Though the authors pay attention to varying interpretations of prostitution, including feminist and traditionalist perspectives, none give much credence to libertarian views and all regard prostitution unequivocally as a social problem, owing to its connection to poverty, dependency, vulnerability, inequality, and health issues for the women involved (and though the title doesn't say it, the book is restricted to female prostitution). This would probably make the book somewhat offensive to many self-described "sex workers," who view their line of work as a rational choice and don't see themselves as poor.
Opening the book and putting a finger down randomly, I'm in the chapter on England and Wales, reading the following:
Economic Misery
Overall, the positivist hegemony prevailed when it came to the question of the female offender. But some Marxist-influenced sociologists and economists proposed that prostitution was the result of "infraction," a legal issue, and not "action," a behavioral problem, and studies sought to examine factors external to the individual.

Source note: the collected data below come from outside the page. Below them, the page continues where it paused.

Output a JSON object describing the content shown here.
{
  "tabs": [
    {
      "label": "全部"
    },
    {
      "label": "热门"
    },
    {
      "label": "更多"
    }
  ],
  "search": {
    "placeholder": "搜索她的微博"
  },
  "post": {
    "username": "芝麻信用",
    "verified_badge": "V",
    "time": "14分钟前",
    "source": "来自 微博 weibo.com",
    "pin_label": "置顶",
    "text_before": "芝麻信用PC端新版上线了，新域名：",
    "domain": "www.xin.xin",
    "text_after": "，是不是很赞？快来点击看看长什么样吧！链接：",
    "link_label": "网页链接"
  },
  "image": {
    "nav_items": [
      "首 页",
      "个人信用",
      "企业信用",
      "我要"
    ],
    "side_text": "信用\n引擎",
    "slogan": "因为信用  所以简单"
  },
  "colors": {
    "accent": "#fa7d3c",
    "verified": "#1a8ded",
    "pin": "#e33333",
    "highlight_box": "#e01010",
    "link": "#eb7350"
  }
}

Here, prostitution entailed recognizing men's sexual needs and women's economic misery. The common denominator linking all forms of prostitution was the external influence of the role of poverty rather than the stigmatized identity. Even William Acton, the British physician, recognized that the main cause of prostitution was "cruel biting poverty" and the "lowness of the wages paid to workwomen in various trades" (Acton 1857:62). Du Chatalet (1857) similarly regarded prostitution as the outcome of extreme economic need, and, although he recognized that prostitutes "acquired" physical and gynecological problems, he asserted that this was the consequence of prostitution, not the cause."
This section goes on to quote Friedrich Engels on marriage as a form of prostitution, and then continues to look at other theories, including a "neo-positivist perspective on victimology," and a feminist critique. The section I quoted followed a few paragraphs on the "positivist model," which was dominant in England and Wales prior to the influence of Marxism, and "focused on the motivational and behavioral systems of criminals." (I find it fascinating to see how prostitution, which has always had an interesting status as both the first and last frontier of the free market, is typically condemned by capitalist societies, whose systems are based on the same principle.)
This is an interesting and informative book. It has more of a point-of-view than many reference books, but it still gives a reasonably comprehensive treatment of its subject. I think it would be enriched if it somehow incorporated the prostitutes' own viewpoints and perspectives in its presentation of the discourse on prostitution. The book is generally critical of the stigmatization of prostitutes, but the absence of their own voices seems to reinforce that stigmatization.